Strict = true schema bug, max parameters

I am using a very long function for my API Assistant, and have run into what seems to be a bug:

When strict = false, the function saves and runs well.

However when strict = true, I get the following response when saving:

“Invalid schema for function ‘X’: 413 parameters exceeds limit of 100.”

The strict code is the only line I am changing, the following is the same for every parameter:
“additionalProperties”: false,
“required”: [x,x,x,x,x,]

I believe this to be a bug as there seems to be no reason why setting strict = true should force the limit to be set at 100. I may be mistaken though.

1 Like

Hi @wolsen !

I believe that when you set the strict schema, there is some more rigorous validation, including on the depth of your schema, and number of nesting levels. They actually specify this restriction of 100 object properties here.

2 Likes

Damn okay that is super unfortunate, do you have any suggestions? I put in my instructions to follow it strictly but it isn’t always listening.

Also, is it not strange that the strict = false allow for >100 parameters?

Maybe 4 functions, called in parallel?

My suggestion would be to try and refactor the schema (e.g. can you use enums for one object instead of defining multiple objects). Another approach is to sub-divide it into smaller sub-schemas, and do a call for each one - more expensive and slower of course.

So strict = false means that lot of validation checks are not done, one of them being the depth/nesting limit. Other checks are also not done. Setting strict = true basically means that you are conforming exactly to OpenAI’s interpretation of the JSON schema spec.

I’ll look into dividing the 413 into 5 separate function calls, run them parallel.

File Search only allows for text response formats, that could be another route, but I image the same schema limit issue.
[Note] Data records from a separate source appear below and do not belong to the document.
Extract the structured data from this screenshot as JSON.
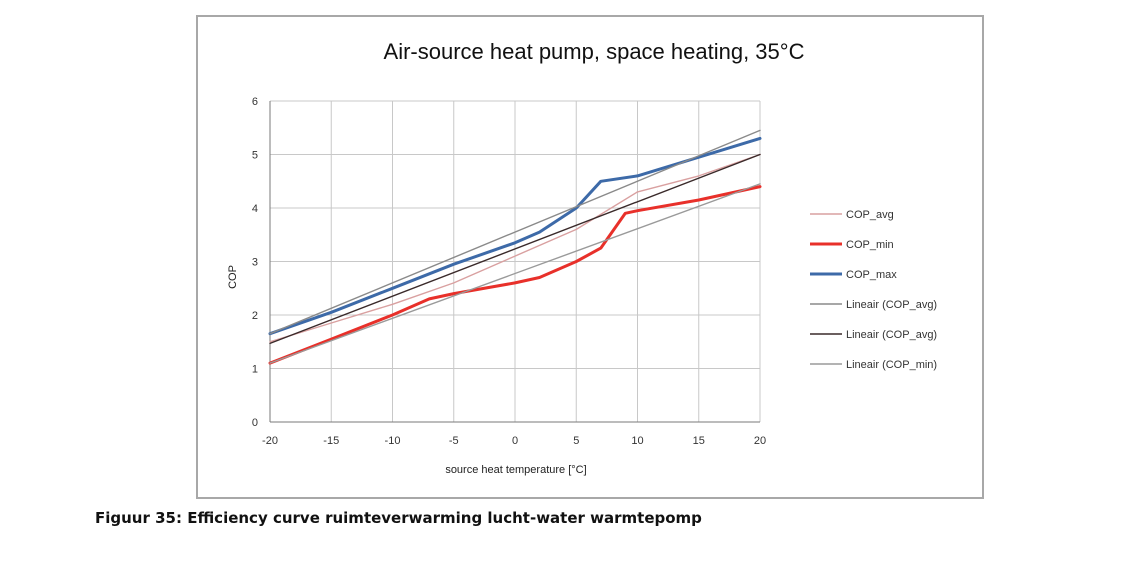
{
  "caption": "Figuur 35: Efficiency curve ruimteverwarming lucht-water warmtepomp",
  "chart_data": {
    "type": "line",
    "title": "Air-source heat pump, space heating, 35°C",
    "xlabel": "source heat temperature [°C]",
    "ylabel": "COP",
    "xlim": [
      -20,
      20
    ],
    "ylim": [
      0,
      6
    ],
    "x_ticks": [
      "-20",
      "-15",
      "-10",
      "-5",
      "0",
      "5",
      "10",
      "15",
      "20"
    ],
    "y_ticks": [
      "0",
      "1",
      "2",
      "3",
      "4",
      "5",
      "6"
    ],
    "grid": true,
    "legend_position": "right",
    "series": [
      {
        "name": "COP_avg",
        "color": "#d9a0a0",
        "style": "thin",
        "points": [
          [
            -20,
            1.5
          ],
          [
            -15,
            1.85
          ],
          [
            -10,
            2.2
          ],
          [
            -5,
            2.6
          ],
          [
            0,
            3.1
          ],
          [
            5,
            3.6
          ],
          [
            10,
            4.3
          ],
          [
            15,
            4.6
          ],
          [
            20,
            5.0
          ]
        ]
      },
      {
        "name": "COP_min",
        "color": "#e8302a",
        "style": "thick",
        "points": [
          [
            -20,
            1.1
          ],
          [
            -15,
            1.55
          ],
          [
            -10,
            2.0
          ],
          [
            -7,
            2.3
          ],
          [
            -5,
            2.4
          ],
          [
            0,
            2.6
          ],
          [
            2,
            2.7
          ],
          [
            5,
            3.0
          ],
          [
            7,
            3.25
          ],
          [
            9,
            3.9
          ],
          [
            10,
            3.95
          ],
          [
            15,
            4.15
          ],
          [
            20,
            4.4
          ]
        ]
      },
      {
        "name": "COP_max",
        "color": "#3d6aa8",
        "style": "thick",
        "points": [
          [
            -20,
            1.65
          ],
          [
            -15,
            2.05
          ],
          [
            -10,
            2.5
          ],
          [
            -5,
            2.95
          ],
          [
            0,
            3.35
          ],
          [
            2,
            3.55
          ],
          [
            5,
            4.0
          ],
          [
            7,
            4.5
          ],
          [
            10,
            4.6
          ],
          [
            15,
            4.95
          ],
          [
            20,
            5.3
          ]
        ]
      },
      {
        "name": "Lineair (COP_avg)",
        "color": "#8a8a8a",
        "style": "thin",
        "points": [
          [
            -20,
            1.65
          ],
          [
            20,
            5.45
          ]
        ]
      },
      {
        "name": "Lineair (COP_avg)",
        "color": "#3a2a2a",
        "style": "thin",
        "points": [
          [
            -20,
            1.47
          ],
          [
            20,
            5.0
          ]
        ]
      },
      {
        "name": "Lineair (COP_min)",
        "color": "#9a9a9a",
        "style": "thin",
        "points": [
          [
            -20,
            1.1
          ],
          [
            20,
            4.45
          ]
        ]
      }
    ]
  }
}
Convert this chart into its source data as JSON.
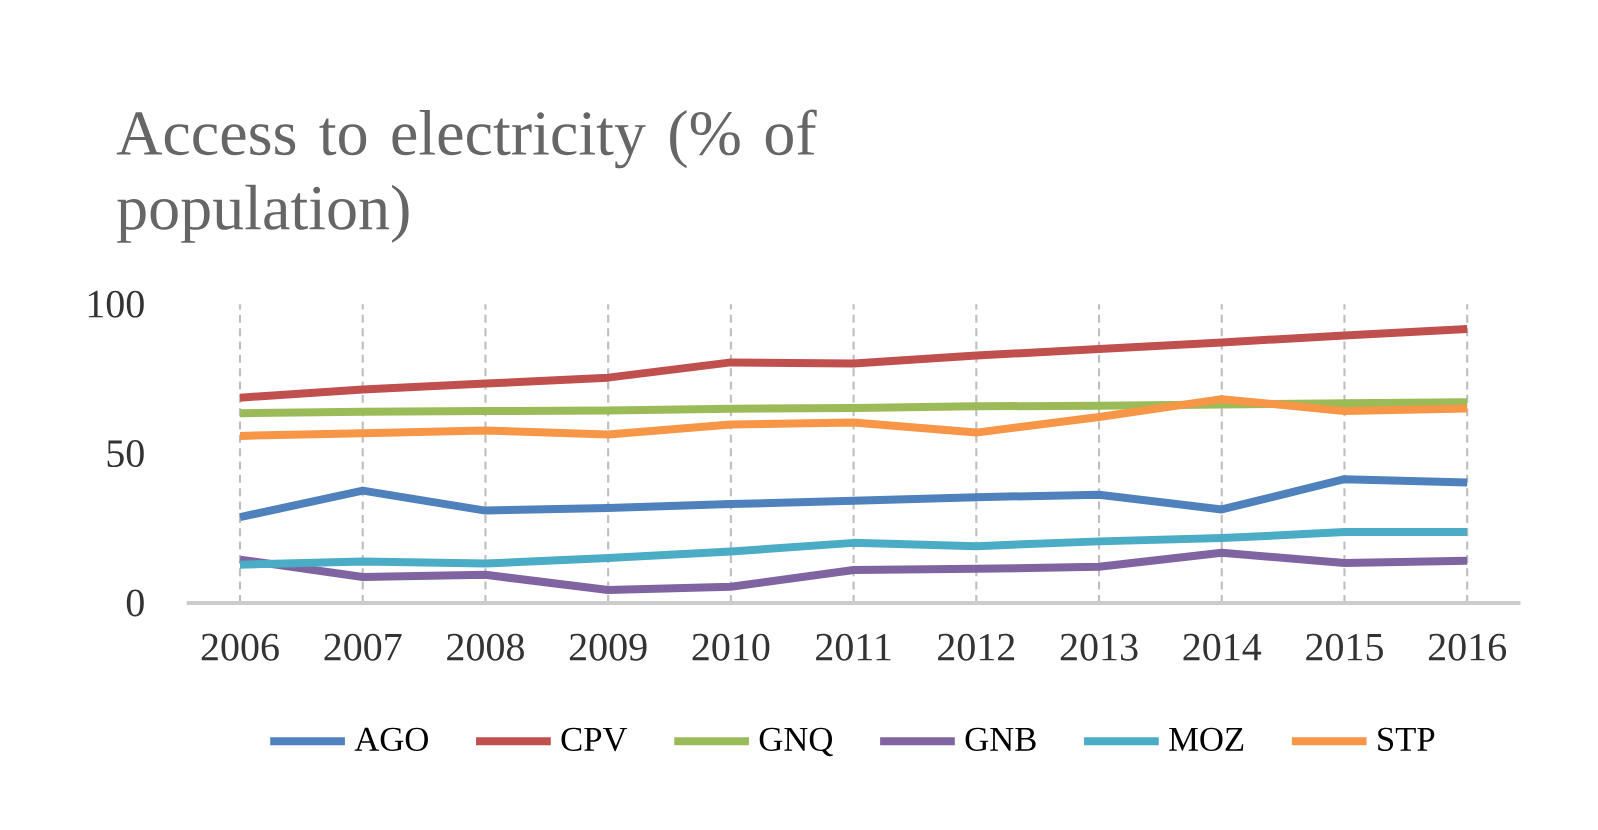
{
  "chart_data": {
    "type": "line",
    "title": "Access to electricity (% of population)",
    "x": [
      2006,
      2007,
      2008,
      2009,
      2010,
      2011,
      2012,
      2013,
      2014,
      2015,
      2016
    ],
    "xlim": [
      2006,
      2016
    ],
    "xticks": [
      2006,
      2007,
      2008,
      2009,
      2010,
      2011,
      2012,
      2013,
      2014,
      2015,
      2016
    ],
    "ylim": [
      0,
      100
    ],
    "yticks": [
      0,
      50,
      100
    ],
    "grid": "x",
    "legend": "bottom",
    "marker": "none",
    "line_style": "solid",
    "series": [
      {
        "name": "AGO",
        "color": "#4f81bd",
        "values": [
          28.7,
          37.6,
          30.9,
          31.8,
          33.1,
          34.2,
          35.4,
          36.2,
          31.3,
          41.4,
          40.3
        ]
      },
      {
        "name": "CPV",
        "color": "#c0504d",
        "values": [
          68.7,
          71.4,
          73.4,
          75.4,
          80.5,
          80.1,
          82.8,
          85.0,
          87.2,
          89.5,
          91.7
        ]
      },
      {
        "name": "GNQ",
        "color": "#9bbb59",
        "values": [
          63.5,
          64.0,
          64.2,
          64.4,
          65.0,
          65.2,
          65.8,
          66.0,
          66.4,
          66.8,
          67.2
        ]
      },
      {
        "name": "GNB",
        "color": "#8064a2",
        "values": [
          14.5,
          8.7,
          9.4,
          4.3,
          5.4,
          11.0,
          11.4,
          12.1,
          16.8,
          13.4,
          14.1
        ]
      },
      {
        "name": "MOZ",
        "color": "#4bacc6",
        "values": [
          12.8,
          13.9,
          13.2,
          15.0,
          17.2,
          20.1,
          19.0,
          20.6,
          21.7,
          23.7,
          23.7
        ]
      },
      {
        "name": "STP",
        "color": "#f79646",
        "values": [
          55.9,
          56.8,
          57.7,
          56.4,
          59.7,
          60.4,
          57.0,
          62.2,
          68.2,
          64.2,
          65.1
        ]
      }
    ]
  }
}
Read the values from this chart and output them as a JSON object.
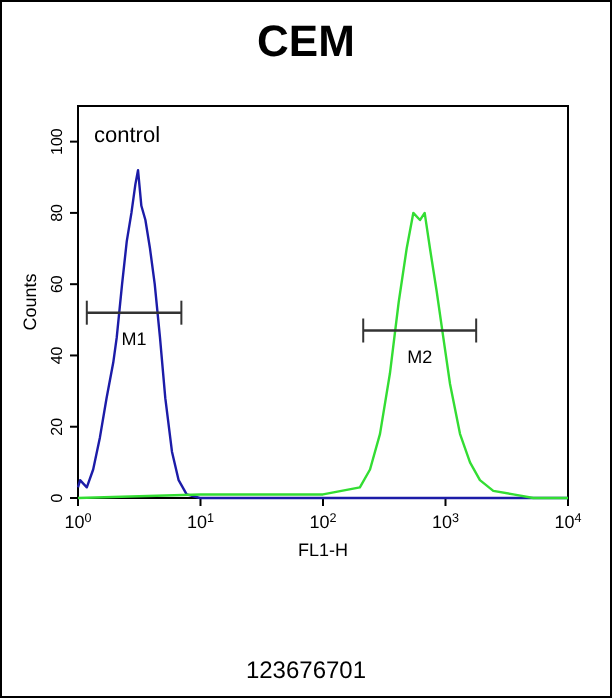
{
  "chart_data": {
    "type": "line",
    "title": "CEM",
    "xlabel": "FL1-H",
    "ylabel": "Counts",
    "log": "x",
    "grid": false,
    "marker": "none",
    "line_style": "solid",
    "xlim": [
      1,
      10000
    ],
    "xticks": [
      {
        "value": 1,
        "label": "10$^{0}$"
      },
      {
        "value": 10,
        "label": "10$^{1}$"
      },
      {
        "value": 100,
        "label": "10$^{2}$"
      },
      {
        "value": 1000,
        "label": "10$^{3}$"
      },
      {
        "value": 10000,
        "label": "10$^{4}$"
      }
    ],
    "ylim": [
      0,
      110
    ],
    "yticks": [
      0,
      20,
      40,
      60,
      80,
      100
    ],
    "series": [
      {
        "color": "#1c1ca8",
        "x": [
          1,
          1.04,
          1.18,
          1.33,
          1.51,
          1.71,
          1.94,
          2.07,
          2.29,
          2.5,
          2.73,
          2.94,
          3.09,
          3.29,
          3.55,
          3.87,
          4.23,
          4.67,
          5.16,
          5.85,
          6.63,
          7.71,
          9.9,
          100,
          1000,
          10000
        ],
        "values": [
          3,
          5,
          3,
          8,
          17,
          28,
          38,
          45,
          60,
          72,
          80,
          88,
          92,
          82,
          78,
          70,
          60,
          45,
          28,
          13,
          5,
          1,
          0,
          0,
          0,
          0
        ]
      },
      {
        "color": "#33dd33",
        "x": [
          1,
          10,
          100,
          200,
          242,
          292,
          352,
          415,
          482,
          546,
          619,
          676,
          747,
          847,
          960,
          1089,
          1313,
          1585,
          1910,
          2455,
          3580,
          5210,
          10000
        ],
        "values": [
          0,
          1,
          1,
          3,
          8,
          18,
          35,
          55,
          70,
          80,
          78,
          80,
          70,
          58,
          45,
          32,
          18,
          10,
          5,
          2,
          1,
          0,
          0
        ]
      },
      {
        "type": "line",
        "color": "#333333",
        "x": [
          1.18,
          6.98
        ],
        "values": [
          52,
          52
        ]
      },
      {
        "type": "line",
        "color": "#333333",
        "x": [
          213,
          1780
        ],
        "values": [
          47,
          47
        ]
      }
    ],
    "annotations": [
      "M1",
      "M2",
      "control",
      "123676701"
    ]
  }
}
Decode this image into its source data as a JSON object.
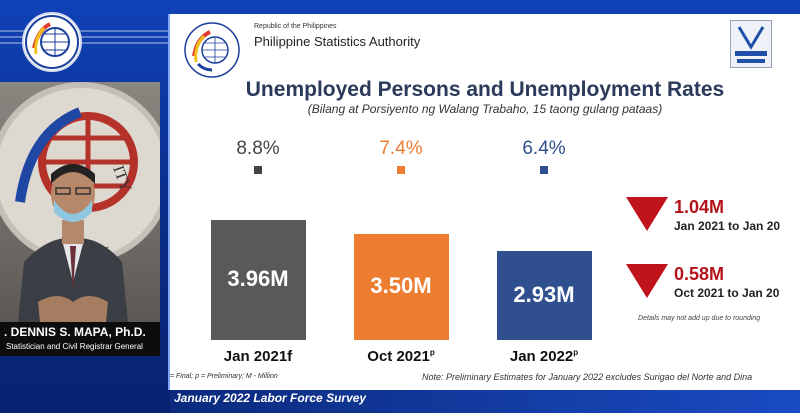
{
  "header": {
    "republic": "Republic of the Philippines",
    "agency": "Philippine Statistics Authority"
  },
  "speaker": {
    "name": ". DENNIS S. MAPA, Ph.D.",
    "role": "Statistician and Civil Registrar General"
  },
  "slide": {
    "title": "Unemployed Persons and Unemployment Rates",
    "subtitle": "(Bilang at Porsiyento ng Walang Trabaho, 15 taong gulang pataas)",
    "rounding_note": "Details may not add up due to rounding",
    "legend_note": "= Final; p = Preliminary; M - Million",
    "preliminary_note": "Note: Preliminary Estimates for January 2022 excludes Surigao del Norte and Dina"
  },
  "banner": {
    "text": "January 2022 Labor Force Survey"
  },
  "changes": [
    {
      "value": "1.04M",
      "range": "Jan 2021 to Jan 20"
    },
    {
      "value": "0.58M",
      "range": "Oct 2021 to Jan 20"
    }
  ],
  "colors": {
    "jan2021": "#595959",
    "oct2021": "#ed7d31",
    "jan2022": "#2f4f8f",
    "decline": "#c0141c",
    "banner": "#0b2a7d"
  },
  "chart_data": {
    "type": "bar",
    "categories": [
      "Jan 2021f",
      "Oct 2021p",
      "Jan 2022p"
    ],
    "category_labels": [
      "Jan 2021f",
      "Oct 2021",
      "Jan 2022"
    ],
    "category_suffix": [
      "",
      "p",
      "p"
    ],
    "values": [
      3.96,
      3.5,
      2.93
    ],
    "value_labels": [
      "3.96M",
      "3.50M",
      "2.93M"
    ],
    "rates": [
      "8.8%",
      "7.4%",
      "6.4%"
    ],
    "ylim": [
      0,
      4.2
    ]
  }
}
What the goal of the assistant is to pull specific info from a long pdf and put them into a +40 tab excel file (strict template). Maybe there’s another workaround for that, sending through the Excel template along with the pdf and having the assistant fill out the template?

or…

Setting "strict": true implies that a schema artifact, scoped at the organization level, is constructed and cached based on the parsing of the response_format parameter on specific models. This schema artifact enforces a structured pattern on the logit generation process, which is then applied to the token sampling algorithm for future use. This prevents the output of sequences that do not comply with the schema. This feature has implications beyond just the language provided to the AI, including practical infrastructure considerations related to size and performance. Therefore, you will encounter particular new input schema level rejections during preprocessing, based on length, nesting, or other restrictions that have been placed.

I would go with the former - I have never seen it conform well to a spreadsheet or doc template. So defining 4-5 schemas that provide specific information, sending those along with the data/PDF should give you what you need.